Ayat ini selanjutnya
ditujukan kepada kaum muslimin saja supaya menikmati rezeki Allah yang
bermanfaat dan diarahkannya untuk mensyukuri nikmat-nikmat Allah. Serta
dijelaskan kepada mereka apa yang diharamkan atas mereka, yaitu apa-apa yang
tidak baik dan tidak dihalalkan bagi mereka. Kemudian diancamnya orang-orang
Yahudi yang menyanggah mereka mengenai makan yang baik-baik dan yang haram ini,
yang semuanya sudah termaktub dalam kitab mereka.
Pelarangan tentang akan
sesuatu yang tidak baik ini bukan karena Allah
agar mereka mengalami kesulitan dan kesempitan mencari rezeki, sebab
Allah sendirilah yang melimpahkan rezeki kepada mereka. Allah menginginkan
mereka agar sebagai hamba bisa mensyukuri apa-apa yang bersal dari Allah dan
agar mereka betul-betul beribadah semata-mata kepada Allah tanpa ada
penyekutuan. Maka Allah mewahyukan kepada mereka bahwa syukur itu adalah
termanifestasikan dengan ibadah dan taat serta ridha dengan apa-apa yang dari
Allah (al-baqarah 172).
Kemudian Allah melanjutkan
penjelasan tentang apa-apa yang diharamkan dari makanan dengan suatu bentuk
nash yang di batasi dengan penggunaan a’atul qashri perangkat pembatasan yakni
“innamaa”, yaitu bangkai, darah, daging babi, dan binatang yang (ketika
disembelih) disebut suatu (nama) selain Allah.[2]
F. Tafsir
Syukur adalah mengakui
dengan tulus bahwa anugerah yang diperoleh semata-mata bersumber dari Allah
sambil menggunakannya sesuai tujuan penganugerahannya, atau menempatkannya pada
tempat semestinya.[3]
Di dalam ayat ini, khitab Allah
ditujukan kepada orang-orang yang beriman secara khusus. Mereka ini akan lebih
sensitif pemahamannya, disamping bias menerima hidayah. Karenanya, Allah
memerintahkan kepada orang-orang beriman agar memakan barang-barang yang halal
dan bersyukur kepada Allah atas karunia yang dilimpahkan kepada mereka.

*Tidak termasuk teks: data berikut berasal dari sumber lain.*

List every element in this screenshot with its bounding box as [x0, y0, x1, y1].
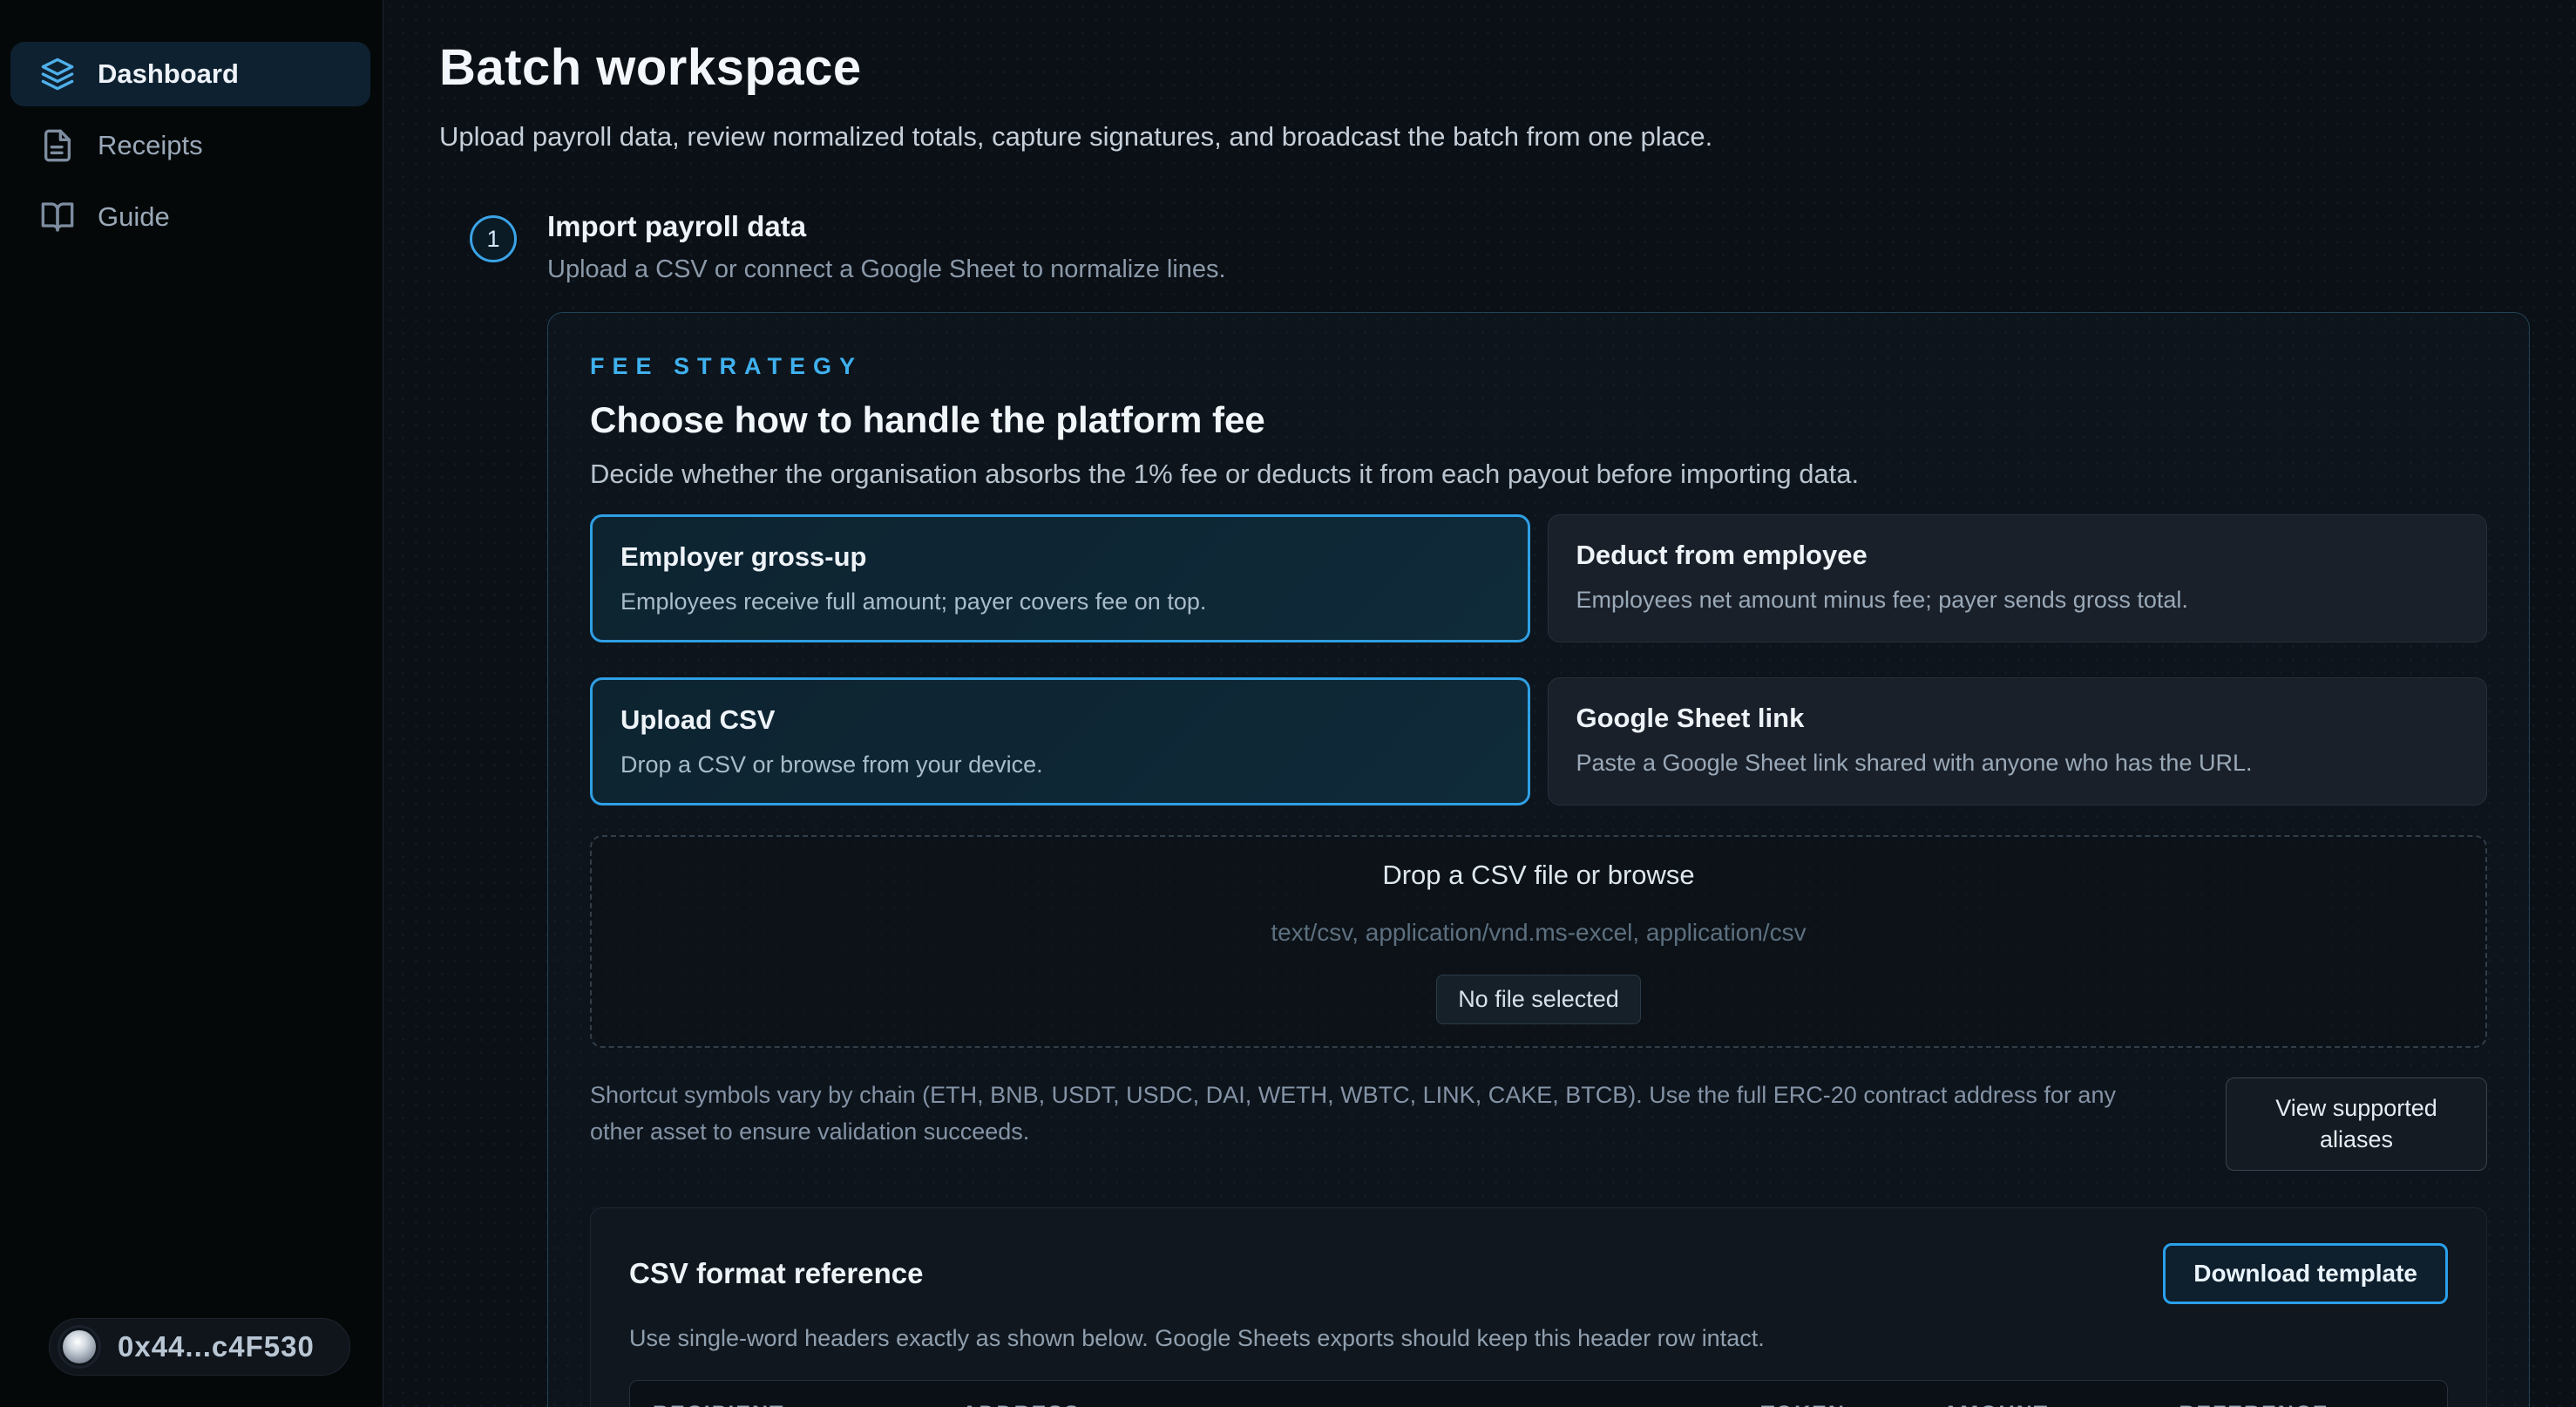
column-header-token: TOKEN: [1739, 1381, 1921, 1407]
option-title: Google Sheet link: [1576, 703, 2459, 734]
dropzone-title: Drop a CSV file or browse: [1382, 860, 1694, 891]
step-title: Import payroll data: [547, 210, 2530, 243]
option-title: Upload CSV: [620, 704, 1500, 736]
fee-strategy-title: Choose how to handle the platform fee: [590, 399, 2487, 441]
column-header-reference: REFERENCE: [2156, 1381, 2447, 1407]
sidebar-item-label: Receipts: [98, 130, 203, 161]
view-aliases-button[interactable]: View supported aliases: [2226, 1077, 2487, 1171]
aliases-note: Shortcut symbols vary by chain (ETH, BNB…: [590, 1077, 2173, 1151]
book-open-icon: [40, 200, 75, 234]
option-title: Employer gross-up: [620, 541, 1500, 573]
option-card-google-sheet[interactable]: Google Sheet link Paste a Google Sheet l…: [1548, 677, 2488, 805]
file-status-badge: No file selected: [1436, 975, 1641, 1024]
main-content: Batch workspace Upload payroll data, rev…: [383, 0, 2576, 1407]
download-template-button[interactable]: Download template: [2163, 1243, 2448, 1304]
csv-reference-title: CSV format reference: [629, 1257, 923, 1290]
option-card-deduct-employee[interactable]: Deduct from employee Employees net amoun…: [1548, 514, 2488, 642]
workflow-steps: 1 Import payroll data Upload a CSV or co…: [439, 210, 2530, 1407]
sidebar-item-label: Guide: [98, 201, 170, 233]
option-description: Employees receive full amount; payer cov…: [620, 588, 1500, 615]
column-header-address: ADDRESS: [939, 1381, 1738, 1407]
sidebar-item-receipts[interactable]: Receipts: [10, 113, 370, 178]
fee-strategy-description: Decide whether the organisation absorbs …: [590, 459, 2487, 490]
csv-reference-subtitle: Use single-word headers exactly as shown…: [629, 1325, 2448, 1352]
app-window: Dashboard Receipts Guide: [0, 0, 2576, 1407]
option-description: Paste a Google Sheet link shared with an…: [1576, 750, 2459, 777]
csv-reference-header: CSV format reference Download template: [629, 1243, 2448, 1304]
step-number: 1: [470, 215, 517, 262]
step-header: Import payroll data Upload a CSV or conn…: [547, 210, 2530, 284]
option-card-employer-grossup[interactable]: Employer gross-up Employees receive full…: [590, 514, 1530, 642]
column-header-amount: AMOUNT: [1920, 1381, 2156, 1407]
sidebar: Dashboard Receipts Guide: [0, 0, 383, 1407]
aliases-note-row: Shortcut symbols vary by chain (ETH, BNB…: [590, 1077, 2487, 1171]
layers-icon: [40, 57, 75, 92]
file-text-icon: [40, 128, 75, 163]
page-title: Batch workspace: [439, 38, 2530, 97]
csv-reference-section: CSV format reference Download template U…: [590, 1207, 2487, 1407]
option-description: Employees net amount minus fee; payer se…: [1576, 587, 2459, 614]
page-subtitle: Upload payroll data, review normalized t…: [439, 121, 2530, 153]
option-card-upload-csv[interactable]: Upload CSV Drop a CSV or browse from you…: [590, 677, 1530, 805]
csv-reference-table: RECIPIENT ADDRESS TOKEN AMOUNT REFERENCE…: [629, 1380, 2448, 1407]
column-header-recipient: RECIPIENT: [630, 1381, 939, 1407]
sidebar-item-guide[interactable]: Guide: [10, 185, 370, 249]
fee-strategy-panel: FEE STRATEGY Choose how to handle the pl…: [547, 312, 2530, 1407]
wallet-pill[interactable]: 0x44...c4F530: [49, 1318, 350, 1376]
option-description: Drop a CSV or browse from your device.: [620, 751, 1500, 778]
fee-and-source-options: Employer gross-up Employees receive full…: [590, 514, 2487, 805]
fee-strategy-eyebrow: FEE STRATEGY: [590, 353, 2487, 380]
option-title: Deduct from employee: [1576, 540, 2459, 571]
dropzone-accepted-types: text/csv, application/vnd.ms-excel, appl…: [1271, 919, 1806, 947]
csv-dropzone[interactable]: Drop a CSV file or browse text/csv, appl…: [590, 835, 2487, 1048]
step-indicator: 1: [439, 210, 547, 284]
wallet-address: 0x44...c4F530: [118, 1330, 315, 1363]
table-header-row: RECIPIENT ADDRESS TOKEN AMOUNT REFERENCE: [630, 1381, 2447, 1407]
sidebar-item-dashboard[interactable]: Dashboard: [10, 42, 370, 106]
sidebar-item-label: Dashboard: [98, 58, 239, 90]
wallet-avatar: [60, 1328, 98, 1366]
step-subtitle: Upload a CSV or connect a Google Sheet t…: [547, 255, 2530, 284]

Kemudian Allah menjelaskan makanan yang diharamkan. Sebagaimana pemberitahuan,
bahwa makanan yang diharamkan itu berjumlah sedikit, dan kebanyakan makanan
yang merupakan ciptaan Allah itu dihalalkan.[4]
Allah telah menyeru
orang-orang yang beriman agar menerima hukum syariat Allah, juga agar mengambil
apa yang halal dan meninggalkan yang haram. Dan, Allah mengingatkan kepada
mereka bahwa Dia sematalah pemberi rezeki dan membolehkan kepada mereka
memanfaatkan makanan-makanan yang baik dari apa yang telah Dia rezekikan. Maka,
Allah memberitahu mereka bahwa Dia tidak melarang untuk mengambil yang baik
dari rezeki itu dan Allah melarang hambaNya agar meninggalkan sesuatu yang
tidak baik dari rezeki itu.
Pelarangan ini bukan karena
Allah menginginkan agar mereka mengalami kesulitan dan kesempitan dalam mencari
rezeki, tetapi agar mereka sebagai hamba bisa mensyukuri apa-apa yang berasal
dari Allah dan agar mereka bias betul-betul beribadah semata-mata karena Allah
tanpa ada penyekutuan. Kemudian, Allah melanjutkan penjelasan tentang apa-apa
yang diharamkan dari makanan dengan suatu bentuk nash yang dibatasi dengan
penggunaan adatul qashri (perangkat pembatasan) yakni “innamaa”
إِنَّمَا حَرَّمَ عَلَيْكُمُ
الْمَيْتَةَ وَالدَّمَ وَلَحْمَ الْخِنْزِيرِ وَمَا أُهِلَّ بِهِ لِغَيْرِ اللَّهِ
“Sesungguhnya
Allah hanya mengharamkan bagimu bangkai, darah, daging babi dan binatang vyang (ketika disembelih) disebut (nama)
selain Allah.”[5]
Bangkai (ٱلْمَيْتَةَ) ialah nama binatang yang mati, bukan karena disembelih secara syara’.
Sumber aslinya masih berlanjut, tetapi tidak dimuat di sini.